Le Tunisien PEC s’installe au Maroc

Le projet de Plastic Electromechanic Company créera 500 emplois à Kenitra.

Le projet de Plastic Electromechanic Company créera 500 emplois à Kenitra. © Groupe PEC

La nouvelle zone industrielle de Kénitra, au Maroc, va accueillir bientôt l’opérateur tunisien Plastic Electromechanic Company. Celui-ci compte y investir environ 6 millions d’euros pour élargir sa production de pièces auto, destinée entièrement à l’export.
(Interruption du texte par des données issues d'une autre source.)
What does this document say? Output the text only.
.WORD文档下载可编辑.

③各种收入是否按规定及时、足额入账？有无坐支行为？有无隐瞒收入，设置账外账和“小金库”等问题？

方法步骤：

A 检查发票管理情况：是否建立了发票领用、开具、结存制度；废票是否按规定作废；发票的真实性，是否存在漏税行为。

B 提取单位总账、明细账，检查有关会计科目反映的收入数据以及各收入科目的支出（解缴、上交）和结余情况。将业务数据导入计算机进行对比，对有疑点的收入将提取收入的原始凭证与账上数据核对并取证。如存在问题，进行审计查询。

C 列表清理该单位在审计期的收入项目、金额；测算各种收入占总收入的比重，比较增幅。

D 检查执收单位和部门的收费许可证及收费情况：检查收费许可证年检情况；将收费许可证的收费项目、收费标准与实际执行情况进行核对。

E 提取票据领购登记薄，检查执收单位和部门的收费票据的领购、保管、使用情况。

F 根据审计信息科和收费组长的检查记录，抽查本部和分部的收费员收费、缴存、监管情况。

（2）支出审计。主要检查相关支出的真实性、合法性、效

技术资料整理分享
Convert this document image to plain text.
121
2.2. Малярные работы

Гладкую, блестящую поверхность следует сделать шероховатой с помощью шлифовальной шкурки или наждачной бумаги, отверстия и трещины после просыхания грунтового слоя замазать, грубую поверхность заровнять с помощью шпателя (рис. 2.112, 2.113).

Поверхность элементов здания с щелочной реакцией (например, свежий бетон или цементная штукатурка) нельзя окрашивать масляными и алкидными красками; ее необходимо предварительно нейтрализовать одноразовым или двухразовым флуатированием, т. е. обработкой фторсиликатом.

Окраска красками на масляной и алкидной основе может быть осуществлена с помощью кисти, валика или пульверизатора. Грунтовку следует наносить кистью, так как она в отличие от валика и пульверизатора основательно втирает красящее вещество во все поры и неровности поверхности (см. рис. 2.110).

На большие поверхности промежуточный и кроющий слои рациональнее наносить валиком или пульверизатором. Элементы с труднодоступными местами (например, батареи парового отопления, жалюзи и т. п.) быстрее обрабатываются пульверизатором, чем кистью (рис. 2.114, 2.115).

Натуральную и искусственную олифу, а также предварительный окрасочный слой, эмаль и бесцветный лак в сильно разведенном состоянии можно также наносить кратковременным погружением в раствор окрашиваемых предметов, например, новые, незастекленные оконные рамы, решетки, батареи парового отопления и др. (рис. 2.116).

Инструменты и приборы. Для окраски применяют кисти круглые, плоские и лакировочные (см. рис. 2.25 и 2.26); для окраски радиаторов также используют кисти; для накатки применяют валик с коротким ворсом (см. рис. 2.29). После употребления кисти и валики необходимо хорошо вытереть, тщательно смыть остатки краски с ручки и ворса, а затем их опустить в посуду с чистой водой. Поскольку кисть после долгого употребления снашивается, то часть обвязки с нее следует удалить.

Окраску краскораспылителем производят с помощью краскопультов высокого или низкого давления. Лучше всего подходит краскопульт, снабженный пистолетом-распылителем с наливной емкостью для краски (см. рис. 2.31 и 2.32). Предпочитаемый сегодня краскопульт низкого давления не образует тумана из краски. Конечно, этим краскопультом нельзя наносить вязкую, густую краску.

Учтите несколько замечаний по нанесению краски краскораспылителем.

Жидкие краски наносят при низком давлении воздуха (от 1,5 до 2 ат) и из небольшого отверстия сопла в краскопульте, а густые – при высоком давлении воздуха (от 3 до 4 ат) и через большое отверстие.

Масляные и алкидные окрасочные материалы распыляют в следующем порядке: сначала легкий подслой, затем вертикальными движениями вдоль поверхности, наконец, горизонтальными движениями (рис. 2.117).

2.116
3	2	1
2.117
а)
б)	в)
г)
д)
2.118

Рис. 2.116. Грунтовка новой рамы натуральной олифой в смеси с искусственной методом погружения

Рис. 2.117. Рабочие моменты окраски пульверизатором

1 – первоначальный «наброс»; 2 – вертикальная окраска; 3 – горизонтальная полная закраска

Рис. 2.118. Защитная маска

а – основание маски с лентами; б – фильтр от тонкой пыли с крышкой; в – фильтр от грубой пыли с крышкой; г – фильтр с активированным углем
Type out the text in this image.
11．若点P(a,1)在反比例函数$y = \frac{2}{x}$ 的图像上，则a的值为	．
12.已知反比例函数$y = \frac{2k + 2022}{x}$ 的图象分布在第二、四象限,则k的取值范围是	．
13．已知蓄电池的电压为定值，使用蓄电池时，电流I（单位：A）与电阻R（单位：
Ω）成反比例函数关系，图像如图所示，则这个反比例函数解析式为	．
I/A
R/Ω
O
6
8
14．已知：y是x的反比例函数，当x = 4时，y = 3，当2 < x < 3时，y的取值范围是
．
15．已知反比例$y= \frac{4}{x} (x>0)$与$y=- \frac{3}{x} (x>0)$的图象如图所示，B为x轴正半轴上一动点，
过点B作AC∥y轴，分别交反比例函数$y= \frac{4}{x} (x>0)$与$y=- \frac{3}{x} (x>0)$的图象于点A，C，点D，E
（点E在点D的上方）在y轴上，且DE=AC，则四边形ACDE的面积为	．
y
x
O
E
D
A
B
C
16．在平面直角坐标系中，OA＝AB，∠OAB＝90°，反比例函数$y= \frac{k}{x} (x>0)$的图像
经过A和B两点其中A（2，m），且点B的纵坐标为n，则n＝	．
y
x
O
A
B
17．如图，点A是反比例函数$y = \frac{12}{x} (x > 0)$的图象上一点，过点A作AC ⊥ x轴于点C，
L’opérateur tunisien Plastic Electromechanic Company (PEC) va s’installer au Maroc. Basé à la zone industrielle de Hammam-Zriba, près de Tunis, avec une présence marquée en Chine, le tunisien a choisi la zone industrielle de Kénitra, située à quelques kilomètres de la capitale Rabat, pour élargir ses activités. L’opérateur prévoit ainsi, selon des sources marocaines, d’investir près de 70 millions de dirhams (6,2 millions d’euros – 12,7 millions de dinars tunisiens) pour la construction d’une usine spécialisée dans la conception et la fabrication de pièces automobiles. Un projet qui devrait créer quelque 500 emplois.
Contrôlé à hauteur de 80% par des capitaux tunisiens, PEC réalise la quasi majorité de son chiffre d’affaires à l’export, notamment en France, en Espagne, en Italie, au Brésil et même aux États-Unis. Si la fabrication pour l’automobile reste sa principale activité, avec une contribution de 39,5% au volume d’affaires, l’opérateur est également présent sur d’autres métiers, comme l’aéronautique, le bâtiment, le médical…
 
Kénitra, un « paradis » fiscal
Le choix de la nouvelle zone franche de Kénitra n’est pas fortuit. Inscrite dans le programme national « Émergence » qui vise la promotion des nouveaux métiers mondiaux du Maroc, la plateforme offre aux entreprises qui veulent s’y installer des avantages conséquents : simplification des procédures douanières, exonération des droits d’enregistrement pour la constitution, exonération de la taxe professionnelle pendant 15 ans et de l’impôt sur les sociétés (IS) pendant 5 ans, réduction du taux de l’IS à 8,75% (contre 30%) pour les 20 exercices suivant… Le statut de zone franche permet aussi aux actionnaires de rapatrier en toute liberté leurs bénéfices et même leurs capitaux. Un véritable paradis fiscal pour les équipementiers automobiles, principale cible des promoteurs de la nouvelle zone. Plusieurs autres projets d’nstallation et y ont été annoncés et il y a quelques semaines, un autre groupe tunisien, One Tech, annonçait son intention d’y installer fin 2013 un centre de production de composants électroniques.